Chapter Twenty
1 . Paragraph begins with: Then his dad asked, “Shower alreet?”
Alexis: This is such a certain-type-of-dad thing. Will ask about the functionality of a stranger’s shower before you.
2 . Paragraph begins with: “Does the engine crank?” his dad asked suddenly.
Alexis: I think his dad, like his mum, is really trying. They’re just not succeeding . Which is what makes this so fucking painful.
3 . Paragraph begins with: “What’s a normal life, Da?”
Alexis: Alfie has learned . I am proud of this fictional bloke I wrote. Yeesh.
4 . Paragraph begins with: Alfie picked up his impromptu toolbox.
Alexis: Needless to say, this is deliberately ambiguous. I genuinely don’t think reaching out to your parents in this way is easy or quick, I don’t think one speech can change a lifetime of assumptions and values (an idea I come back to fairly regularly when it comes to protagonists and their families). But I personally feel that Alfie made a difference here. I think his dad got maybe not “it” but some of it. And “let us know if it’s the transmission” is, from a certain point of view, northern working-class man for “I love you.”
5 . Paragraph begins with: “I made you tea. I didn’t spit in it.”

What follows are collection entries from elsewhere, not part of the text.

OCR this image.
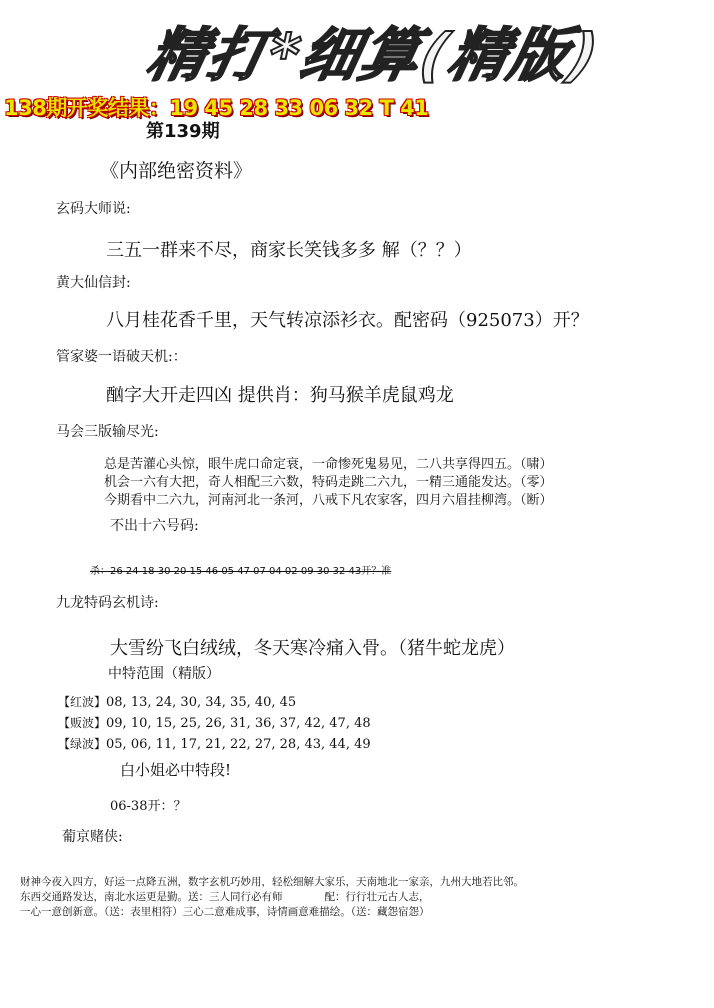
精打*细算(精版)
138期开奖结果：19 45 28 33 06 32 T 41
第139期
《内部绝密资料》
玄码大师说:
三五一群来不尽，商家长笑钱多多 解（？？）
黄大仙信封:
八月桂花香千里，天气转凉添衫衣。配密码（925073）开？
管家婆一语破天机:：
酗字大开走四凶 提供肖：狗马猴羊虎鼠鸡龙
马会三版输尽光:
总是苦灌心头惊，眼牛虎口命定衰，一命惨死鬼易见，二八共享得四五。（啸）
机会一六有大把，奇人相配三六数，特码走跳二六九，一精三通能发达。（零）
今期看中二六九，河南河北一条河，八戒下凡农家客，四月六眉挂柳湾。（断）
不出十六号码:
杀：26 24 18 30 20 15 46 05 47 07 04 02 09 30 32 43开？准
九龙特码玄机诗:
大雪纷飞白绒绒，冬天寒冷痛入骨。（猪牛蛇龙虎）
中特范围（精版）
【红波】08, 13, 24, 30, 34, 35, 40, 45
【贩波】09, 10, 15, 25, 26, 31, 36, 37, 42, 47, 48
【绿波】05, 06, 11, 17, 21, 22, 27, 28, 43, 44, 49
白小姐必中特段!
06-38开：？
葡京赌侠:
财神今夜入四方，好运一点降五洲，数字玄机巧妙用，轻松细解大家乐，天南地北一家亲，九州大地若比邻。
东西交通路发达，南北水运更是勤。送：三人同行必有师　　　　配：行行壮元古人志，
一心一意创新意。（送：表里相符）三心二意难成事，诗情画意难描绘。（送：藏怨宿怨）
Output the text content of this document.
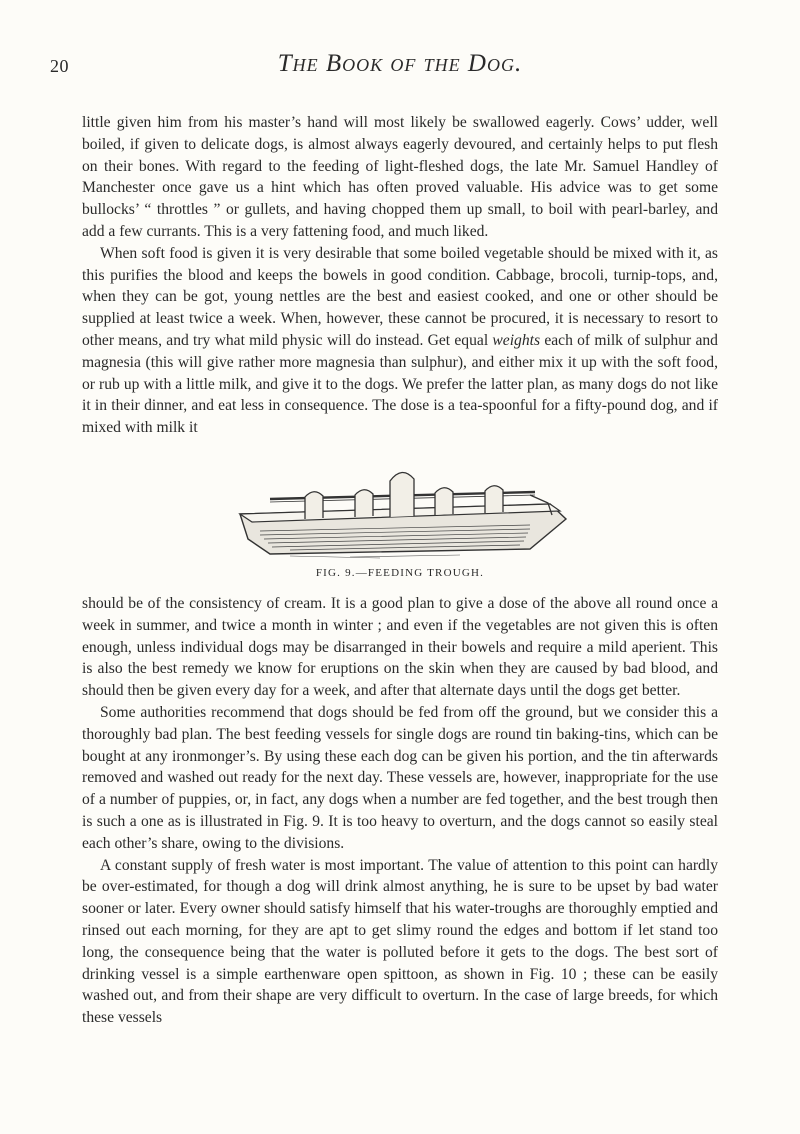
20	The Book of the Dog.

little given him from his master’s hand will most likely be swallowed eagerly. Cows’ udder, well boiled, if given to delicate dogs, is almost always eagerly devoured, and certainly helps to put flesh on their bones. With regard to the feeding of light-fleshed dogs, the late Mr. Samuel Handley of Manchester once gave us a hint which has often proved valuable. His advice was to get some bullocks’ “ throttles ” or gullets, and having chopped them up small, to boil with pearl-barley, and add a few currants. This is a very fattening food, and much liked.

When soft food is given it is very desirable that some boiled vegetable should be mixed with it, as this purifies the blood and keeps the bowels in good condition. Cabbage, brocoli, turnip-tops, and, when they can be got, young nettles are the best and easiest cooked, and one or other should be supplied at least twice a week. When, however, these cannot be procured, it is necessary to resort to other means, and try what mild physic will do instead. Get equal weights each of milk of sulphur and magnesia (this will give rather more magnesia than sulphur), and either mix it up with the soft food, or rub up with a little milk, and give it to the dogs. We prefer the latter plan, as many dogs do not like it in their dinner, and eat less in consequence. The dose is a tea-spoonful for a fifty-pound dog, and if mixed with milk it

FIG. 9.—FEEDING TROUGH.

should be of the consistency of cream. It is a good plan to give a dose of the above all round once a week in summer, and twice a month in winter ; and even if the vegetables are not given this is often enough, unless individual dogs may be disarranged in their bowels and require a mild aperient. This is also the best remedy we know for eruptions on the skin when they are caused by bad blood, and should then be given every day for a week, and after that alternate days until the dogs get better.

Some authorities recommend that dogs should be fed from off the ground, but we consider this a thoroughly bad plan. The best feeding vessels for single dogs are round tin baking-tins, which can be bought at any ironmonger’s. By using these each dog can be given his portion, and the tin afterwards removed and washed out ready for the next day. These vessels are, however, inappropriate for the use of a number of puppies, or, in fact, any dogs when a number are fed together, and the best trough then is such a one as is illustrated in Fig. 9. It is too heavy to overturn, and the dogs cannot so easily steal each other’s share, owing to the divisions.

A constant supply of fresh water is most important. The value of attention to this point can hardly be over-estimated, for though a dog will drink almost anything, he is sure to be upset by bad water sooner or later. Every owner should satisfy himself that his water-troughs are thoroughly emptied and rinsed out each morning, for they are apt to get slimy round the edges and bottom if let stand too long, the consequence being that the water is polluted before it gets to the dogs. The best sort of drinking vessel is a simple earthenware open spittoon, as shown in Fig. 10 ; these can be easily washed out, and from their shape are very difficult to overturn. In the case of large breeds, for which these vessels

Alexis: Clearly I was enjoying the fuck out of writing Gothshelley.
6 . Paragraph begins with: “Yeah, I stole it from St. Bede’s.”
Alexis: I did actually have a mug like this once, stolen from the Catholic Chaplaincy in Oxford. They went hard with their mugs over there.

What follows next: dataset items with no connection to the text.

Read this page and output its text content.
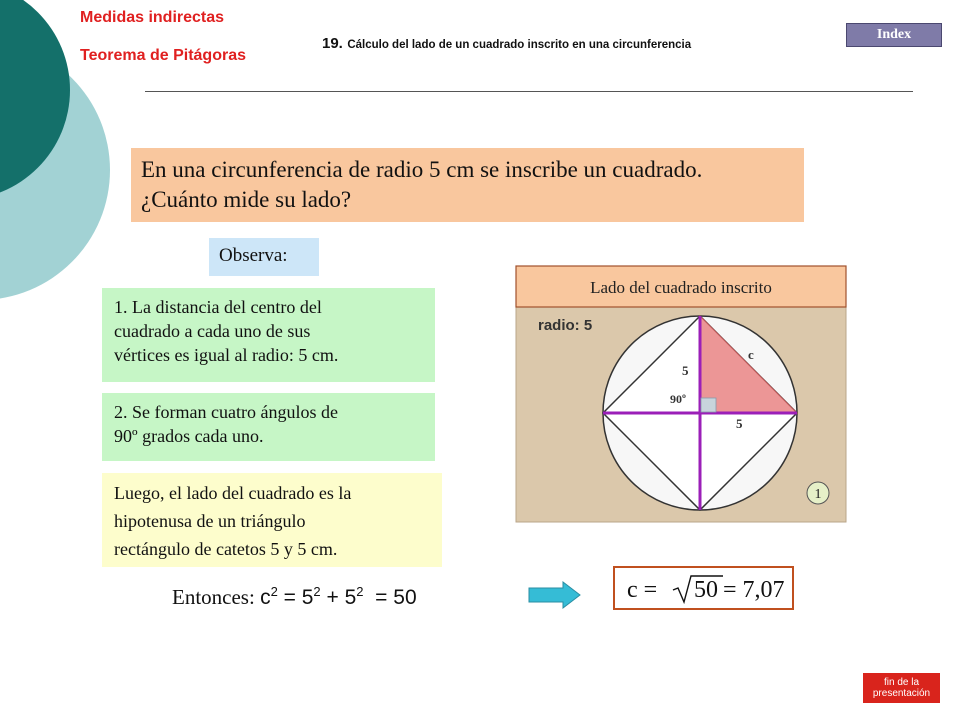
Medidas indirectas
Teorema de Pitágoras
19. Cálculo del lado de un cuadrado inscrito en una circunferencia
Index
En una circunferencia de radio 5 cm se inscribe un cuadrado.
¿Cuánto mide su lado?
Observa:
1. La distancia del centro del
cuadrado a cada uno de sus
vértices es igual al radio: 5 cm.
2. Se forman cuatro ángulos de
90º grados cada uno.
Luego, el lado del cuadrado es la
hipotenusa de un triángulo
rectángulo de catetos 5 y 5 cm.
Lado del cuadrado inscrito
radio: 5
c
5
90º
5
1
Entonces: $c^2 = 5^2 + 5^2 = 50$	c = 50 = 7,07
fin de la
presentación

7 . Paragraph begins with: “Um, yeah, is there another mechanic around?”
Alexis: Okay, Alfie may have done some learning. But he still has plenty of learning to do.
8 . Paragraph begins with: “I’ll go ring a taxi,” said Alfie.
Alexis: So one of the fascinating things about Geordie—why, as a dialect, it’s so rich—is that it has strong Danish and Norwegian influences on account of the Viking raids.
Hyem (pronounced kind of like yem ) is similar to the Danish hjem and derives from the Old Danish hēm which in turn is from the Old Norse heimr . Home, by contrast, which is the more common term in the south and in standard English, is from the Middle English hōm (itself from Old English hām ).
This piece of linguistic history sometimes gets disputed (the Vikings didn’t actually settle anywhere along the Tyne, so it’s hard to demonstrate a direct linguistic link via dialectal terms), but it’s also possible that hyem spread from Cumbria (which did have some relatively short-lived Viking settlements) or else it got picked up from Dutch sailors coming into port.
Either way, it’s a notable feature of Geordie that stands distinct from standard/southern English. You can also find it in the nursery rhyme/folksong “Bobby Shaftoe,” where the line mis-transliterated as “he’ll come back and marry me” is, in its northern form, “he’ll come hyem and marry me.”
9 . Paragraph begins with: “I don’t know. I don’t know.”
Alexis: In the same way I didn’t just want Alfie and Fen’s past to disappear or get checked off as fixed, I didn’t want Fen’s grief to vanish off-page. Because, in my experience, that’s not how grief works. And for all Fen feels he’s had “enough” time and should be over it, he’s still so close to the emotional epicentre: a year is nothing to grief. So here’s a moment where grief catches him unaware again.
In terms of what you might call the, err, journey of Fen’s grief, I was trying to mirror A Grief Observed to some degree—i.e., that he doesn’t get over it or move beyond it, but he’s able to accept it and begin to live with it.
10 . Paragraph begins with: “The Seafood Temple.”
Alexis: By the way, Colmans Seafood Temple is a really lovely restaurant. It’s got these floor-to-ceiling glass windows that look out over the beach and the sea, so you’ll catch a truly glorious sunset if you go at the right time.
11 . Paragraph begins with: “I’m norra homophobe.”
Alexis: As apologies go, it’s probably a good job Pete can’t play the ukulele.